Add a document about unicode text processing plans

2024-09-11 08:25:40 +03:00 · 2020-05-02 14:07:45 +05:30 · 2020-05-02 14:07:45 +05:30 · 688d68d17c
commit 688d68d17c
parent 91c3b0f8fe
1 changed files with 224 additions and 0 deletions
--- a/design/unicode.md
+++ b/design/unicode.md
@ -0,0 +1,224 @@
+## Overview
+
+Unicode is a standard which consists of a `char set`, `encodings`, attributes
+and properties of characters, processing of strings, paragraphs, processing of
+text in `locale` specific manner.
+
+### Char Set
+
+Unicode `char set` represents characters from all languages in the world.  Each
+character is assigned a, code point, a unique number identifying the character,
+and written as `U+0076` where the four hex digits `0076` represent the unique
+number assigned to the character.
+
+### Encodings
+
+A unicode character can be encoded as a:
+
+* fixed length encoding with a 32-bit value directly representing the code
+  point in little endian (UTF32LE) or big endian (UTF32BE) byte ordering.  See
+  https://en.wikipedia.org/wiki/UTF-32.
+* variable length encoding with one or two 16-bit values depending on the code
+  point, UTF16LE and UTF16BE. See https://en.wikipedia.org/wiki/UTF-16.

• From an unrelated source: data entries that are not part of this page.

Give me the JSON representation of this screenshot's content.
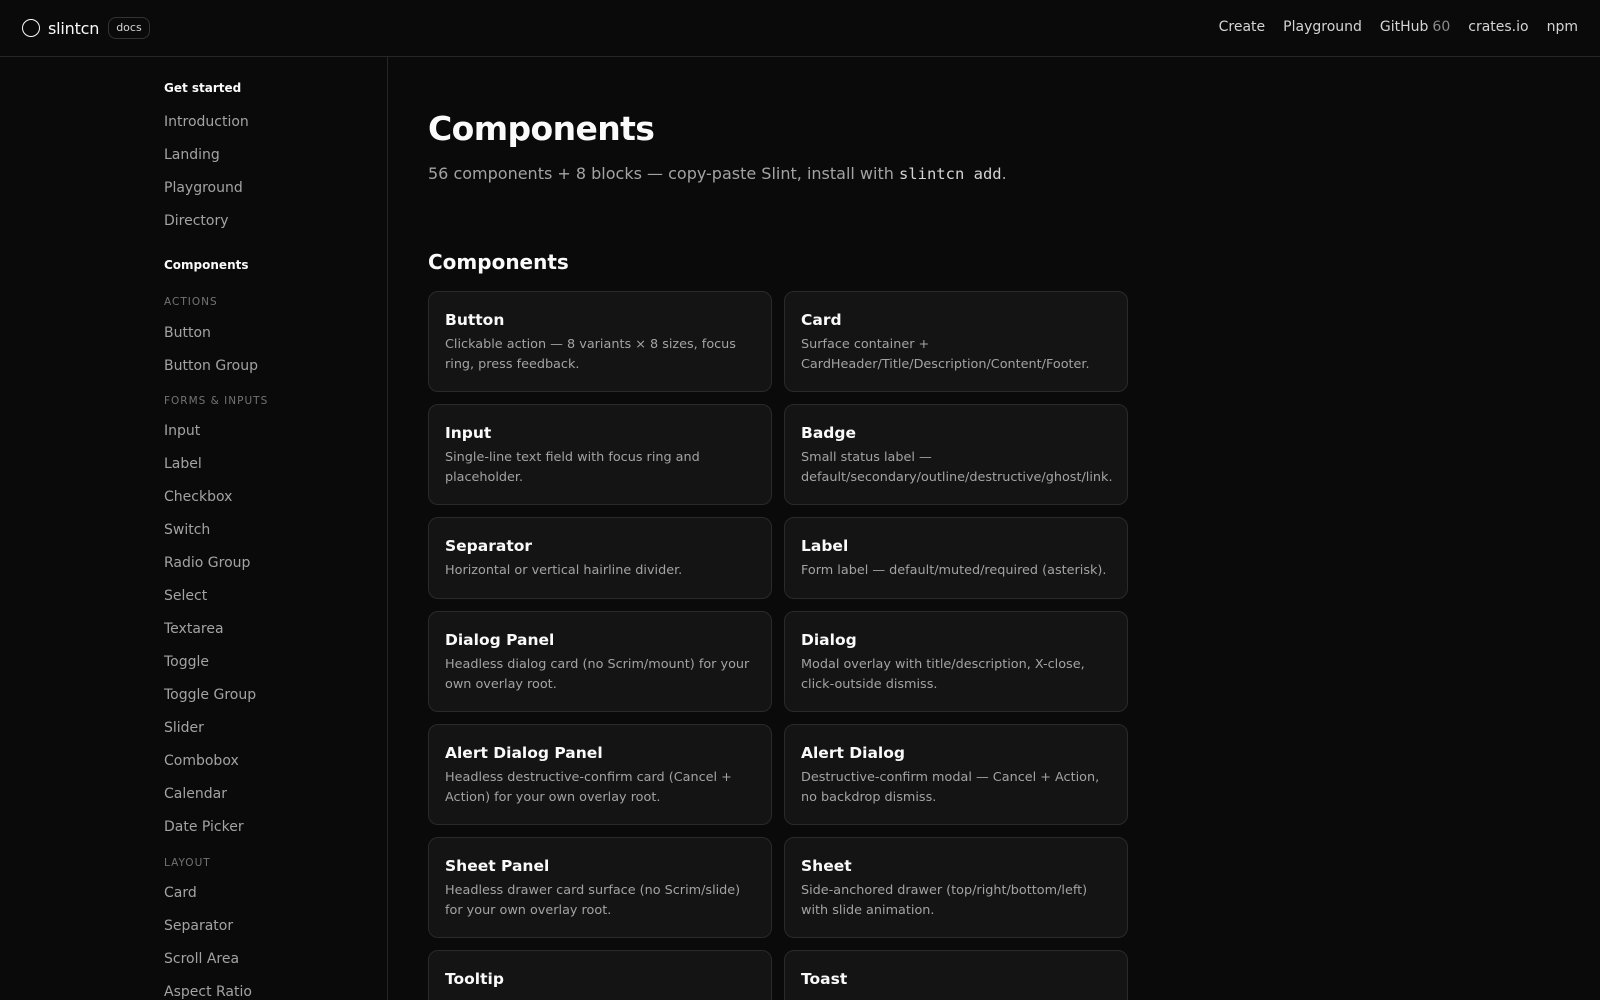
{
  "header": {
    "brand": "slintcn",
    "badge": "docs",
    "nav": {
      "create": "Create",
      "playground": "Playground",
      "github": "GitHub",
      "github_count": "60",
      "crates": "crates.io",
      "npm": "npm"
    }
  },
  "sidebar": {
    "get_started": "Get started",
    "get_started_items": [
      "Introduction",
      "Landing",
      "Playground",
      "Directory"
    ],
    "components": "Components",
    "cat_actions": "ACTIONS",
    "actions_items": [
      "Button",
      "Button Group"
    ],
    "cat_forms": "FORMS & INPUTS",
    "forms_items": [
      "Input",
      "Label",
      "Checkbox",
      "Switch",
      "Radio Group",
      "Select",
      "Textarea",
      "Toggle",
      "Toggle Group",
      "Slider",
      "Combobox",
      "Calendar",
      "Date Picker"
    ],
    "cat_layout": "LAYOUT",
    "layout_items": [
      "Card",
      "Separator",
      "Scroll Area",
      "Aspect Ratio"
    ]
  },
  "main": {
    "title": "Components",
    "subtitle_prefix": "56 components + 8 blocks — copy-paste Slint, install with ",
    "subtitle_code": "slintcn add",
    "subtitle_suffix": ".",
    "section_title": "Components",
    "cards": [
      {
        "title": "Button",
        "desc": "Clickable action — 8 variants × 8 sizes, focus ring, press feedback."
      },
      {
        "title": "Card",
        "desc": "Surface container + CardHeader/Title/Description/Content/Footer."
      },
      {
        "title": "Input",
        "desc": "Single-line text field with focus ring and placeholder."
      },
      {
        "title": "Badge",
        "desc": "Small status label — default/secondary/outline/destructive/ghost/link."
      },
      {
        "title": "Separator",
        "desc": "Horizontal or vertical hairline divider."
      },
      {
        "title": "Label",
        "desc": "Form label — default/muted/required (asterisk)."
      },
      {
        "title": "Dialog Panel",
        "desc": "Headless dialog card (no Scrim/mount) for your own overlay root."
      },
      {
        "title": "Dialog",
        "desc": "Modal overlay with title/description, X-close, click-outside dismiss."
      },
      {
        "title": "Alert Dialog Panel",
        "desc": "Headless destructive-confirm card (Cancel + Action) for your own overlay root."
      },
      {
        "title": "Alert Dialog",
        "desc": "Destructive-confirm modal — Cancel + Action, no backdrop dismiss."
      },
      {
        "title": "Sheet Panel",
        "desc": "Headless drawer card surface (no Scrim/slide) for your own overlay root."
      },
      {
        "title": "Sheet",
        "desc": "Side-anchored drawer (top/right/bottom/left) with slide animation."
      },
      {
        "title": "Tooltip",
        "desc": ""
      },
      {
        "title": "Toast",
        "desc": ""
      }
    ]
  }
}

+* variable length encoding with one, two or three 8-bit values depending on the
+  code point, UTF8. See https://en.wikipedia.org/wiki/UTF-8.
+
+### i18n and L10n
+
+Internationalization (i18n) is being able to represent and process all
+languages in the world. Unicode performs i18n by representing all languages and
+their common processing rules.
+
+Localization (L10n) is being able to customize the common internationalized
+processing to a country or region (`locale`). Unicode specifies various
+standard locales which includes customization of the attributes and processing
+rules for each locale. Custom locales can be created with custom text
+processing rules.
+
+* https://en.wikipedia.org/wiki/Internationalization_and_localization .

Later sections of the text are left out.